新闻系统(3)内容保护的探索

这些年，互联网垃圾站已经成为一个非常大规模的产业，所谓天下文章一大抄，特别是在版权意识不强的中国，这个现象尤为严重，当一个网站辛苦整理的资料被人疯狂转载的时候，原创的网站可能都会被当成是垃圾网站了。在以往，搜索引擎不是很喜欢论坛和博客的资料，也许以为灌水过多，价值不大，可是现在发现搜索引擎非常青睐博客和论坛这些原创资料。
  我们总是希望搜索引擎多收录我们的资料，以便提高流量，所谓seo,可是反过来，当我们被搜索引擎抓取的时候，也是非常适合那些垃圾站的抓取。这可是有点两难。我们看到很多网站都开始转向偏向于宁可少被百度收录，也要保护自己的版权。
  常见的办法是把内容做成图片，把文字做成图片的软件还是比较多，我们就不赘述了，我们主要讨论下能不能用程序来解决这个问题。
  Html要绘制成图片，首先得做html的解析，这个是很有难度的，相当于你得做一个浏览器的内核，那么最简单的办法莫过于直接使用ie的浏览器。
  在net中，我们知道WebBrowser。那么我们就可以依托这个，来做一个抓屏的效果，我们首先让html在一个web地址上呈现，再通过我们的WebBrowser去读取这个页面，然后把内容生成图片。
  代码不多，请看代码。
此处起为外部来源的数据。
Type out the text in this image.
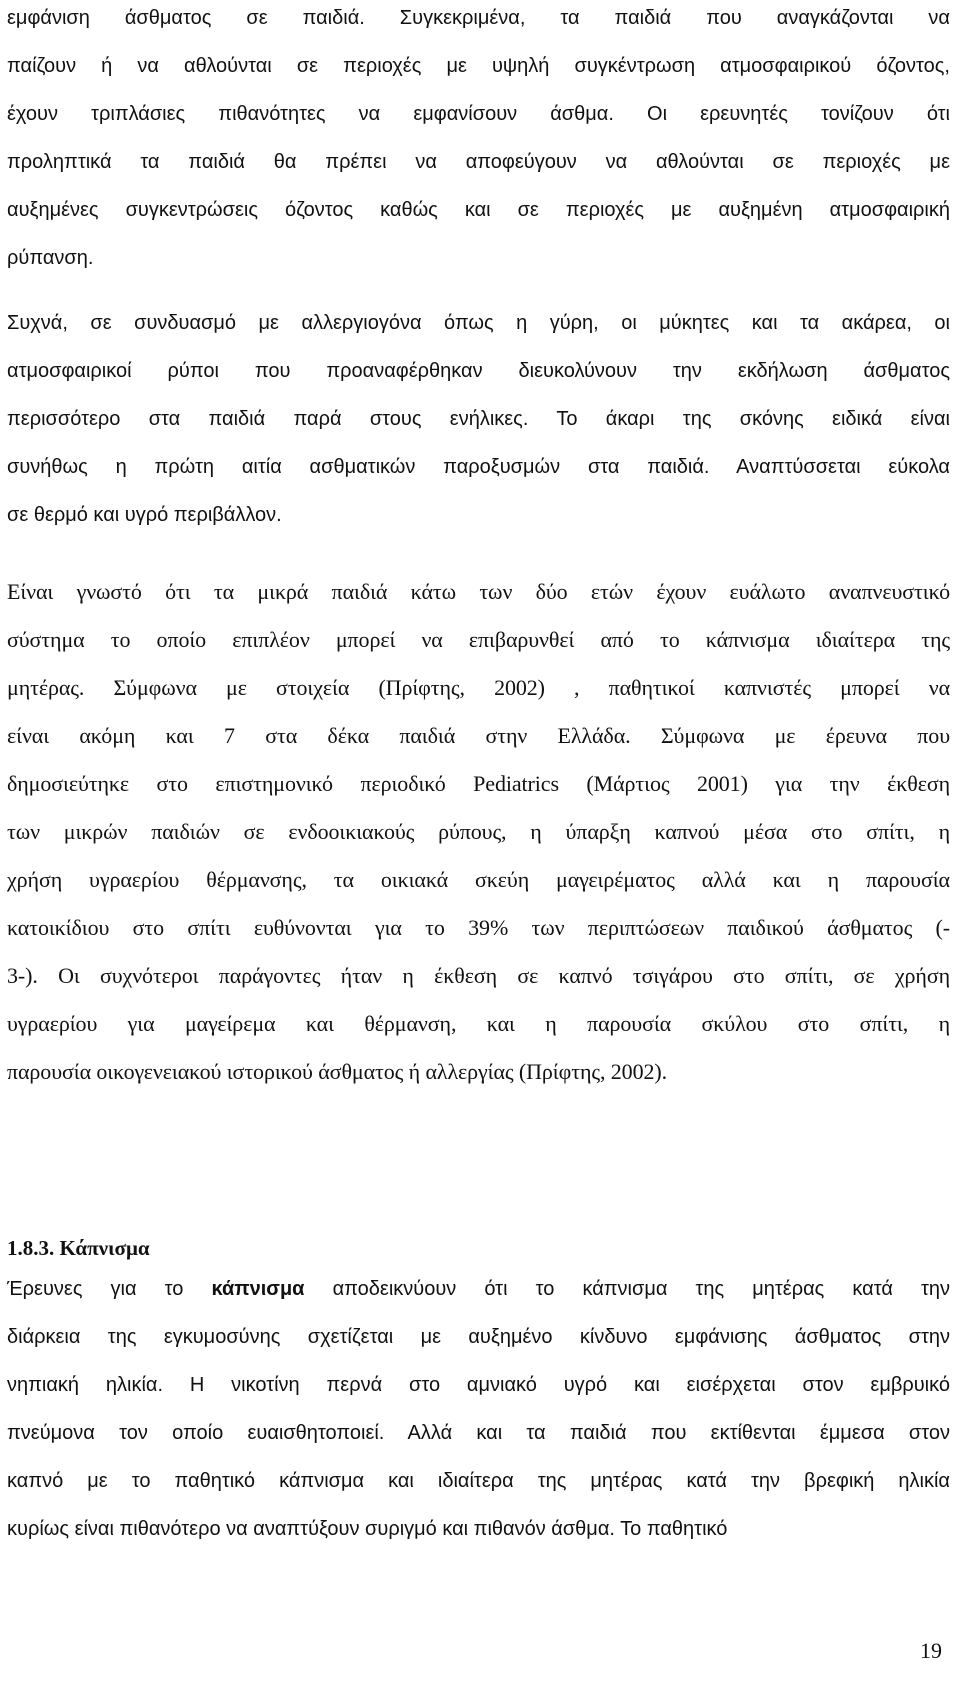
εμφάνιση άσθματος σε παιδιά. Συγκεκριμένα, τα παιδιά που αναγκάζονται να
παίζουν ή να αθλούνται σε περιοχές με υψηλή συγκέντρωση ατμοσφαιρικού όζοντος,
έχουν τριπλάσιες πιθανότητες να εμφανίσουν άσθμα. Οι ερευνητές τονίζουν ότι
προληπτικά τα παιδιά θα πρέπει να αποφεύγουν να αθλούνται σε περιοχές με
αυξημένες συγκεντρώσεις όζοντος καθώς και σε περιοχές με αυξημένη ατμοσφαιρική
ρύπανση.
Συχνά, σε συνδυασμό με αλλεργιογόνα όπως η γύρη, οι μύκητες και τα ακάρεα, οι
ατμοσφαιρικοί ρύποι που προαναφέρθηκαν διευκολύνουν την εκδήλωση άσθματος
περισσότερο στα παιδιά παρά στους ενήλικες. Το άκαρι της σκόνης ειδικά είναι
συνήθως η πρώτη αιτία ασθματικών παροξυσμών στα παιδιά. Αναπτύσσεται εύκολα
σε θερμό και υγρό περιβάλλον.
Είναι γνωστό ότι τα μικρά παιδιά κάτω των δύο ετών έχουν ευάλωτο αναπνευστικό
σύστημα το οποίο επιπλέον μπορεί να επιβαρυνθεί από το κάπνισμα ιδιαίτερα της
μητέρας. Σύμφωνα με στοιχεία (Πρίφτης, 2002) , παθητικοί καπνιστές μπορεί να
είναι ακόμη και 7 στα δέκα παιδιά στην Ελλάδα. Σύμφωνα με έρευνα που
δημοσιεύτηκε στο επιστημονικό περιοδικό Pediatrics (Μάρτιος 2001) για την έκθεση
των μικρών παιδιών σε ενδοοικιακούς ρύπους, η ύπαρξη καπνού μέσα στο σπίτι, η
χρήση υγραερίου θέρμανσης, τα οικιακά σκεύη μαγειρέματος αλλά και η παρουσία
κατοικίδιου στο σπίτι ευθύνονται για το 39% των περιπτώσεων παιδικού άσθματος (-
3-). Οι συχνότεροι παράγοντες ήταν η έκθεση σε καπνό τσιγάρου στο σπίτι, σε χρήση
υγραερίου για μαγείρεμα και θέρμανση, και η παρουσία σκύλου στο σπίτι, η
παρουσία οικογενειακού ιστορικού άσθματος ή αλλεργίας (Πρίφτης, 2002).
1.8.3. Κάπνισμα
Έρευνες για το κάπνισμα αποδεικνύουν ότι το κάπνισμα της μητέρας κατά την
διάρκεια της εγκυμοσύνης σχετίζεται με αυξημένο κίνδυνο εμφάνισης άσθματος στην
νηπιακή ηλικία. Η νικοτίνη περνά στο αμνιακό υγρό και εισέρχεται στον εμβρυικό
πνεύμονα τον οποίο ευαισθητοποιεί. Αλλά και τα παιδιά που εκτίθενται έμμεσα στον
καπνό με το παθητικό κάπνισμα και ιδιαίτερα της μητέρας κατά την βρεφική ηλικία
κυρίως είναι πιθανότερο να αναπτύξουν συριγμό και πιθανόν άσθμα. Το παθητικό
19
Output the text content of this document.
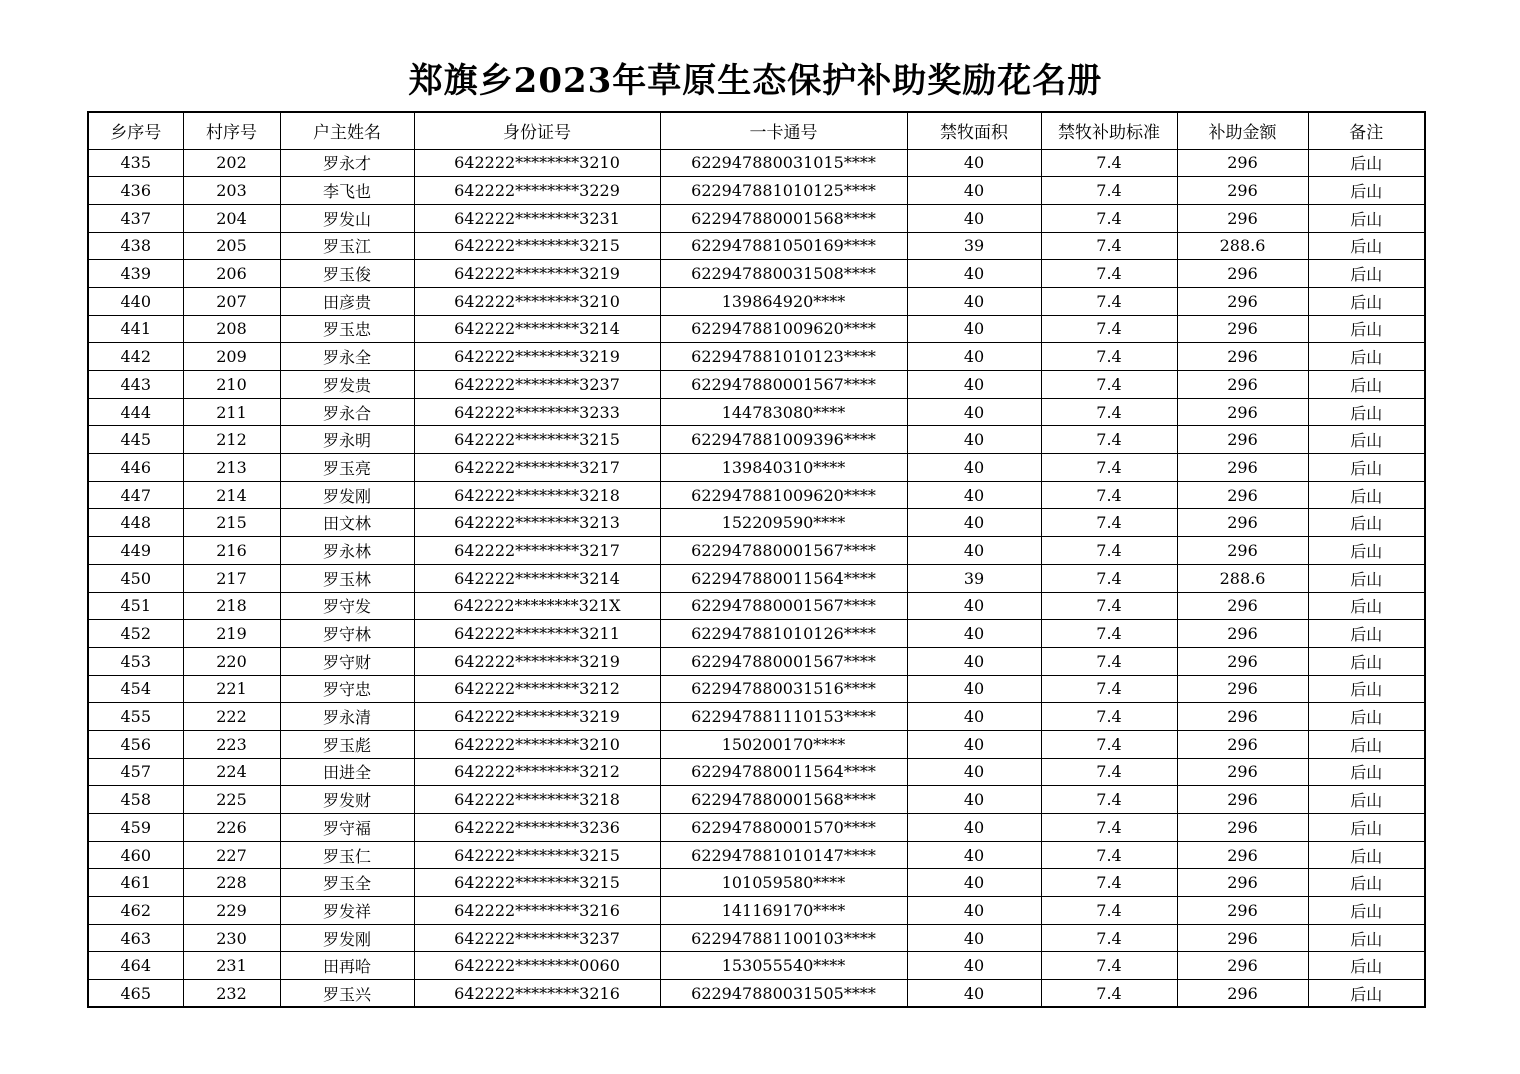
郑旗乡2023年草原生态保护补助奖励花名册
乡序号	村序号	户主姓名	身份证号	一卡通号	禁牧面积	禁牧补助标准	补助金额	备注
435	202	罗永才	642222********3210	622947880031015****	40	7.4	296	后山
436	203	李飞也	642222********3229	622947881010125****	40	7.4	296	后山
437	204	罗发山	642222********3231	622947880001568****	40	7.4	296	后山
438	205	罗玉江	642222********3215	622947881050169****	39	7.4	288.6	后山
439	206	罗玉俊	642222********3219	622947880031508****	40	7.4	296	后山
440	207	田彦贵	642222********3210	139864920****	40	7.4	296	后山
441	208	罗玉忠	642222********3214	622947881009620****	40	7.4	296	后山
442	209	罗永全	642222********3219	622947881010123****	40	7.4	296	后山
443	210	罗发贵	642222********3237	622947880001567****	40	7.4	296	后山
444	211	罗永合	642222********3233	144783080****	40	7.4	296	后山
445	212	罗永明	642222********3215	622947881009396****	40	7.4	296	后山
446	213	罗玉亮	642222********3217	139840310****	40	7.4	296	后山
447	214	罗发刚	642222********3218	622947881009620****	40	7.4	296	后山
448	215	田文林	642222********3213	152209590****	40	7.4	296	后山
449	216	罗永林	642222********3217	622947880001567****	40	7.4	296	后山
450	217	罗玉林	642222********3214	622947880011564****	39	7.4	288.6	后山
451	218	罗守发	642222********321X	622947880001567****	40	7.4	296	后山
452	219	罗守林	642222********3211	622947881010126****	40	7.4	296	后山
453	220	罗守财	642222********3219	622947880001567****	40	7.4	296	后山
454	221	罗守忠	642222********3212	622947880031516****	40	7.4	296	后山
455	222	罗永清	642222********3219	622947881110153****	40	7.4	296	后山
456	223	罗玉彪	642222********3210	150200170****	40	7.4	296	后山
457	224	田进全	642222********3212	622947880011564****	40	7.4	296	后山
458	225	罗发财	642222********3218	622947880001568****	40	7.4	296	后山
459	226	罗守福	642222********3236	622947880001570****	40	7.4	296	后山
460	227	罗玉仁	642222********3215	622947881010147****	40	7.4	296	后山
461	228	罗玉全	642222********3215	101059580****	40	7.4	296	后山
462	229	罗发祥	642222********3216	141169170****	40	7.4	296	后山
463	230	罗发刚	642222********3237	622947881100103****	40	7.4	296	后山
464	231	田再哈	642222********0060	153055540****	40	7.4	296	后山
465	232	罗玉兴	642222********3216	622947880031505****	40	7.4	296	后山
首先声明以下很多代码转自网络，我只做了部分扩展。
  using System;
  using System.Drawing;
  using System.Drawing.Imaging;
  using System.Windows.Forms;
  using mshtml;
  namespace webabc
  {
  public class HtmlToImage
  {
  int S_Height;
  int S_Width;
  int F_Height;
  int F_Width;
  string MyURL;
  public int ScreenHeight
  {
  get
  {
  return S_Height;
  }
  set
  {
  S_Height = value;
  }
  }
  public int ScreenWidth
  {
  get
  {
  return S_Width;
  }
  set
  {
  S_Width = value;
  }
  }
  public int ImageHeight
  {
  get
  {
  return F_Height;
  }
  set
  {
  F_Height = value;
  }
  }
  public int ImageWidth
  {
  get
  {
  return F_Width;
  }
  set
  {
  F_Width = value;
  }
  }
  public string WebSite
  {
  get
  {
  return MyURL;
  }
  set
  {
  MyURL = value;
  }
  }
  public HtmlToImage(string WebSite, int ScreenWidth, int ScreenHeight, int ImageWidth, int ImageHeight)
  {
  this.WebSite = WebSite;
  this.ScreenHeight = ScreenHeight;
  this.ScreenWidth = ScreenWidth;
  this.ImageHeight = ImageHeight;
  this.ImageWidth = ImageWidth;
  }
  public Bitmap GetBitmap()
  {
  WebPageBitmap Shot = new WebPageBitmap(this.WebSite, this.ScreenWidth, this.ScreenHeight);
  Shot.GetIt();
  Bitmap Pic = Shot.DrawBitmap(this.ImageHeight, this.ImageWidth);
  return Pic;
  }
  }
  public class WebPageBitmap
  {
  WebBrowser MyBrowser;
  string URL;
  int Height;
  int Width;
  public WebPageBitmap(string url, int width, int height)
  {
  this.URL = url;
  this.Width = width;
  this.Height = height;
  MyBrowser = new WebBrowser();
  //if (System.Web.HttpContext.Current.Cache["dd"] == null)
  //{
  // System.Web.HttpContext.Current.Cache["dd"]=MyBrowser ;
  //}
  //else
  //{
  // MyBrowser = (WebBrowser)System.Web.HttpContext.Current.Cache["dd"];
  //}
  MyBrowser.ScrollBarsEnabled = false;
  MyBrowser.Size = new Size(this.Width, this.Height);
  }
  public void GetIt()
  {
  MyBrowser.Navigate(this.URL);
  while (MyBrowser.ReadyState != WebBrowserReadyState.Complete)
  {
  Application.DoEvents();
  }
  IHTMLDocument2 doc2 = (IHTMLDocument2)MyBrowser.Document.DomDocument;
  IHTMLDocument3 doc3 = (IHTMLDocument3)MyBrowser.Document.DomDocument;
  IHTMLElement2 body2 = (IHTMLElement2)doc2.body; //doc2.body;
  IHTMLElement2 root2 = (IHTMLElement2)doc3.documentElement;//doc3.documentElement;
  // Determine dimensions for the image; we could add minWidth here
  // to ensure that we get closer to the minimal width (the width
  // computed might be a few pixels less than what we want).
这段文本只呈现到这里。